Professores não desistem

Se, na Educação, o Governo optou por inexistir, compete aos professores retirá-lo do canto em que se acomodou.

O Governo parece ter desistido dos professores. Conhece os problemas, contudo, não abre linhas de diálogo nem assume compromissos com vista a encontrar soluções. Optou pelo silêncio: não reúne, não responde, não dialoga, não apresenta propostas e não se disponibiliza para debater as que lhe são apresentadas. Não por falta de tempo, mas por estratégia. Espera que os professores desistam por cansaço, desânimo e descrença, mas avalia mal, pois ninguém desiste do que é seu ou tem direito.

Os problemas que afetam os professores repercutem-se no exercício da profissão e na sua vida pessoal.

É o tempo de serviço não contado que rouba salário e reduz a futura aposentação, o bloqueamento de muitos a meio da carreira e as injustas ultrapassagens que também são ilegais; é o envelhecimento para o qual não faltam chamadas de atenção, com o Governo a dizer-se preocupado, mas a nada fazer para o travar e reverter; os horários de trabalho que continuam feridos de abusos e ilegalidades, com os professores a verem sua vida pessoal invadida por um sobretrabalho que provoca forte desgaste e situações, já graves, de burnout; a precariedade que se arrasta, com os contratados a verem negados direitos fundamentais como o de uma plena proteção social.

Mas é, também, a violência sobre professores que não merece condenação clara, a gestão que os afasta dos níveis de decisão, o amianto que não é removido, a municipalização que é adiada um ano para ver se pega e tantos outros problemas que se vão arrastando sem solução à vista, apesar das preocupações, dos apelos e das propostas que têm chegado ao Ministério da Educação.

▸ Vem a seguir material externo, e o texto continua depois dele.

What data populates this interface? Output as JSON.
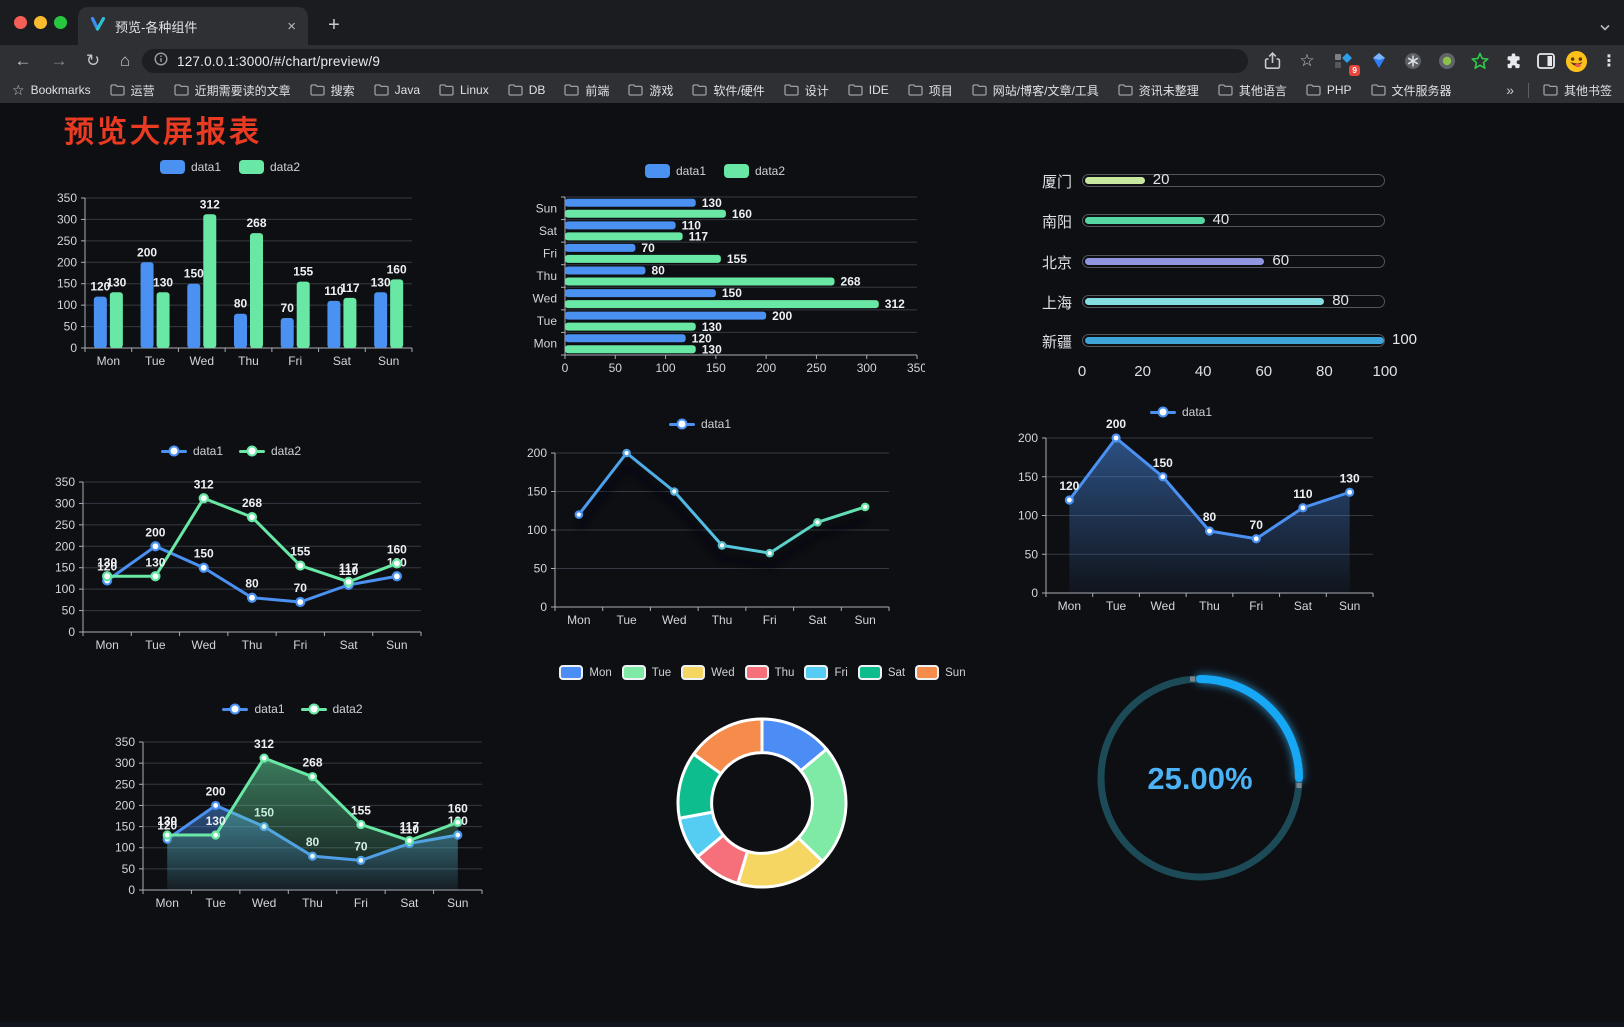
{
  "browser": {
    "tab": {
      "title": "预览-各种组件",
      "close": "×",
      "new_tab": "+"
    },
    "url": "127.0.0.1:3000/#/chart/preview/9",
    "extensions_badge": "9",
    "bookmarks": {
      "star_label": "Bookmarks",
      "folders": [
        "运营",
        "近期需要读的文章",
        "搜索",
        "Java",
        "Linux",
        "DB",
        "前端",
        "游戏",
        "软件/硬件",
        "设计",
        "IDE",
        "项目",
        "网站/博客/文章/工具",
        "资讯未整理",
        "其他语言",
        "PHP",
        "文件服务器"
      ],
      "overflow": "»",
      "other": "其他书签"
    }
  },
  "page": {
    "title": "预览大屏报表",
    "title_color": "#e93a22"
  },
  "chart_data": [
    {
      "id": "c1",
      "type": "bar",
      "title": "",
      "categories": [
        "Mon",
        "Tue",
        "Wed",
        "Thu",
        "Fri",
        "Sat",
        "Sun"
      ],
      "series": [
        {
          "name": "data1",
          "color": "#4a91f2",
          "values": [
            120,
            200,
            150,
            80,
            70,
            110,
            130
          ]
        },
        {
          "name": "data2",
          "color": "#69e8a5",
          "values": [
            130,
            130,
            312,
            268,
            155,
            117,
            160
          ]
        }
      ],
      "ylim": [
        0,
        350
      ],
      "ystep": 50,
      "legend_position": "top",
      "grid": true,
      "value_labels": true
    },
    {
      "id": "c2",
      "type": "bar-horizontal",
      "categories": [
        "Mon",
        "Tue",
        "Wed",
        "Thu",
        "Fri",
        "Sat",
        "Sun"
      ],
      "series": [
        {
          "name": "data1",
          "color": "#4a91f2",
          "values": [
            120,
            200,
            150,
            80,
            70,
            110,
            130
          ]
        },
        {
          "name": "data2",
          "color": "#69e8a5",
          "values": [
            130,
            130,
            312,
            268,
            155,
            117,
            160
          ]
        }
      ],
      "xlim": [
        0,
        350
      ],
      "xstep": 50,
      "legend_position": "top",
      "grid": true,
      "value_labels": true
    },
    {
      "id": "c3",
      "type": "progress-bars",
      "max": 100,
      "xticks": [
        0,
        20,
        40,
        60,
        80,
        100
      ],
      "items": [
        {
          "label": "厦门",
          "value": 20,
          "color": "#c8e8a0"
        },
        {
          "label": "南阳",
          "value": 40,
          "color": "#55d6a3"
        },
        {
          "label": "北京",
          "value": 60,
          "color": "#9196e1"
        },
        {
          "label": "上海",
          "value": 80,
          "color": "#84dde1"
        },
        {
          "label": "新疆",
          "value": 100,
          "color": "#3ea4da"
        }
      ]
    },
    {
      "id": "c4",
      "type": "line",
      "categories": [
        "Mon",
        "Tue",
        "Wed",
        "Thu",
        "Fri",
        "Sat",
        "Sun"
      ],
      "series": [
        {
          "name": "data1",
          "color": "#4a91f2",
          "values": [
            120,
            200,
            150,
            80,
            70,
            110,
            130
          ]
        },
        {
          "name": "data2",
          "color": "#69e8a5",
          "values": [
            130,
            130,
            312,
            268,
            155,
            117,
            160
          ]
        }
      ],
      "ylim": [
        0,
        350
      ],
      "ystep": 50,
      "legend_position": "top",
      "value_labels": true
    },
    {
      "id": "c5",
      "type": "line",
      "categories": [
        "Mon",
        "Tue",
        "Wed",
        "Thu",
        "Fri",
        "Sat",
        "Sun"
      ],
      "series": [
        {
          "name": "data1",
          "color": "#4a91f2",
          "gradient": [
            "#4a91f2",
            "#53c4e2",
            "#69e8a5"
          ],
          "values": [
            120,
            200,
            150,
            80,
            70,
            110,
            130
          ]
        }
      ],
      "ylim": [
        0,
        200
      ],
      "ystep": 50,
      "legend_position": "top",
      "value_labels": false,
      "shadow": true
    },
    {
      "id": "c6",
      "type": "area",
      "categories": [
        "Mon",
        "Tue",
        "Wed",
        "Thu",
        "Fri",
        "Sat",
        "Sun"
      ],
      "series": [
        {
          "name": "data1",
          "color": "#4a91f2",
          "values": [
            120,
            200,
            150,
            80,
            70,
            110,
            130
          ]
        }
      ],
      "ylim": [
        0,
        200
      ],
      "ystep": 50,
      "legend_position": "top",
      "value_labels": true
    },
    {
      "id": "c7",
      "type": "area",
      "categories": [
        "Mon",
        "Tue",
        "Wed",
        "Thu",
        "Fri",
        "Sat",
        "Sun"
      ],
      "series": [
        {
          "name": "data1",
          "color": "#4a91f2",
          "values": [
            120,
            200,
            150,
            80,
            70,
            110,
            130
          ]
        },
        {
          "name": "data2",
          "color": "#69e8a5",
          "values": [
            130,
            130,
            312,
            268,
            155,
            117,
            160
          ]
        }
      ],
      "ylim": [
        0,
        350
      ],
      "ystep": 50,
      "legend_position": "top",
      "value_labels": true
    },
    {
      "id": "c8",
      "type": "pie",
      "categories": [
        "Mon",
        "Tue",
        "Wed",
        "Thu",
        "Fri",
        "Sat",
        "Sun"
      ],
      "values": [
        120,
        200,
        150,
        80,
        70,
        110,
        130
      ],
      "colors": [
        "#4b8df5",
        "#7fe9a6",
        "#f5d663",
        "#f6707b",
        "#55cdf2",
        "#0dbd8d",
        "#f68c4b"
      ],
      "inner_radius_ratio": 0.6,
      "legend_position": "top"
    },
    {
      "id": "c9",
      "type": "gauge",
      "value": 25,
      "label": "25.00%",
      "track_color": "#1c4a57",
      "arc_color": "#18a8f5",
      "text_color": "#4bb2f5"
    }
  ]
}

Apesar de tudo isto, os professores não perderam – e não devem perder – o elevado grau de profissionalismo que os compromete com os alunos e leva à obtenção de resultados muito positivos. O Governo apropria-se deles, é certo, com autoelogios e promoção internacional. Habituados que já estão a ser esquecidos, para os professores o importante é saber que os obtiveram, sendo isso que os faz aguentar, ajudando-os a renovar o seu brio profissional e enchendo-os de orgulho.

No Dia Mundial do Professor, UNESCO, Organização Internacional do Trabalho, UNICEF, PNUD e Internacional da Educação​ divulgaram mensagem conjunta afirmando que se torna “difícil atrair e reter talentos naquela que é uma profissão mal paga e subvalorizada”, pelo que “os governos têm de melhorar o emprego e as condições de trabalho”. Instaram “os governos a fazerem do ensino uma profissão de primeira escolha para os jovens”. Assenta que nem uma luva a um Governo que finge não ver milhares de jovens docentes a abandonar a profissão, pouco jovens a escolherem-na quando chegam ao ensino superior e, nas escolas, a falta de professores já a fazer-se sentir.

Se, na Educação, o Governo optou por inexistir, compete aos professores retirá-lo do canto em que se acomodou. O Governo não pode continuar a esconder-se dos professores. É sua obrigação dar resposta aos problemas, negociando soluções com as organizações sindicais. Se não o faz – e o ministro considera que insistir na necessidade de soluções para os principais problemas é optar por becos sem saída –, não há alternativa que não passe por recolocar a luta em níveis elevados e clamar, ainda mais alto, respeito pelos direitos e consideração pela nobre missão de ensinar.

Pouco depois da tomada de posse, um dos membros da equipa do ME dirigiu-se à Fenprof escrevendo: “Esperamos poder contar com a Federação Nacional dos Professores para, no âmbito de uma relação de diálogo democrático e interinstitucional, darmos resposta adequada às exigências atuais e crescentes do setor da Educação.” Confirmando que o problema não é esse, os professores ainda aguardam uma primeira reunião negocial, quatro meses depois de terem tomado posse.